И здесь, в качестве средства преодоления конфликта между уровнями мифа нарратив выполняет примерно ту же функцию, что и классический миф у К. Леви — Строса: «…миф обычно оперирует противопоставлениями и стремится к их постепенному снятию — медиации»[252]. Но меняются инструменты и противоположности, между которыми осуществляется медиация. Теперь место классического мифа в роли медиатора занимает включенная в сюжет, в канву риторическая фигура нарратива, а средства массовой коммуникации только способствуют активному распространению и тиражированию политически уместных слов и выражений. В результате сегодня в России мы встречаем слова «общественная организация» вместо слова «партия»; «патриотизм» вместо, например, «либерализм» или «социализм». Такой подменой обеспечивается близость к корням, близость к «архаическому» уровню. Ведь в первом случае апеллируют ко всему обществу, а не к какой — либо социальной группе, а во втором случае — к отечеству, а не к идеологии. А понятие имперскости заменяется рассуждениями о славе, победе, героическом прошлом (в том числе и советским прошлом).

Можно с уверенностью констатировать, что нарративы играют ключевую роль в процессах мифотворчества и мифологизации, выступая в качестве связующего элемента между двумя уровнями современного мифа — «архаическим» и «конъюнктурным» («инструментальным»), и наиболее отчетливо это заметно на примере политических мифов.

Существующее разнообразие форм проявления социального мифа свидетельствует о том, что выделить конструктивные функции мифа, так сказать, в «чистом виде» оказывается практически невозможно.
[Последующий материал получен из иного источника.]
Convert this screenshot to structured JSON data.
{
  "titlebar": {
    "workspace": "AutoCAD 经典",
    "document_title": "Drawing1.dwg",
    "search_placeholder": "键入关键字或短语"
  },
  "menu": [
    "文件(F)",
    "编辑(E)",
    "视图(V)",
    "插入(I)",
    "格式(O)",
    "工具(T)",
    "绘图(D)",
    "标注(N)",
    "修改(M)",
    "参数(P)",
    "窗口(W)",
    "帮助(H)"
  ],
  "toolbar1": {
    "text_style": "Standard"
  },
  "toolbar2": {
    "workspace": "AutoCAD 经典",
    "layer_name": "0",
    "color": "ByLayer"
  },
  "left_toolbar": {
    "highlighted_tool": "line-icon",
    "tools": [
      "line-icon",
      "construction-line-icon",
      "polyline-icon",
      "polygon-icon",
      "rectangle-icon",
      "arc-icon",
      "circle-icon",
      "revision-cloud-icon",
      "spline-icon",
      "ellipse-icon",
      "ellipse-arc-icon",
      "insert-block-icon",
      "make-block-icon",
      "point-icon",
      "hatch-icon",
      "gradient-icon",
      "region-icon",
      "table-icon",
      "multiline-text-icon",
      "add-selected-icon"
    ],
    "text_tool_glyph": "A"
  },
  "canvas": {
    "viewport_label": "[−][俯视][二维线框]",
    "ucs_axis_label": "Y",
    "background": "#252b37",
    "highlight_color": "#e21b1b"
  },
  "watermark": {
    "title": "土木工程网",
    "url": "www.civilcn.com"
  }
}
Виной тому именно современная медиасреда, в которой легко искажаются смыслы и содержание одних и тех же мифологических сообщений. Социальные мифы эпохи информационного общества становятся полностью открытыми. Открытыми в том смысле, что полностью противоположны так называемым закрытым мифам (closed myths), которые, по мнению К. Боттичи, дают определенный ответ, стремясь к элиминированию случайностей[253]. Открытыми в том смысле, что могут быть наполнены самыми разнообразными идеями и выступать в качестве генераторов тех или иных общественных умонастроений и социальных движений.

Ключевой социально — политической задачей в настоящее время является обеспечение трансляции объективной картины мира, редукция негативных и деструктивных социальных и политических мифов к малозначащим шаблонам и стереотипам. Помочь в этом может понимание механизма работы социального мифа, а также того факта, что многие политические идеологии и концепции берут социальный миф на вооружение, эксплуатируют его свойства в политической деятельности.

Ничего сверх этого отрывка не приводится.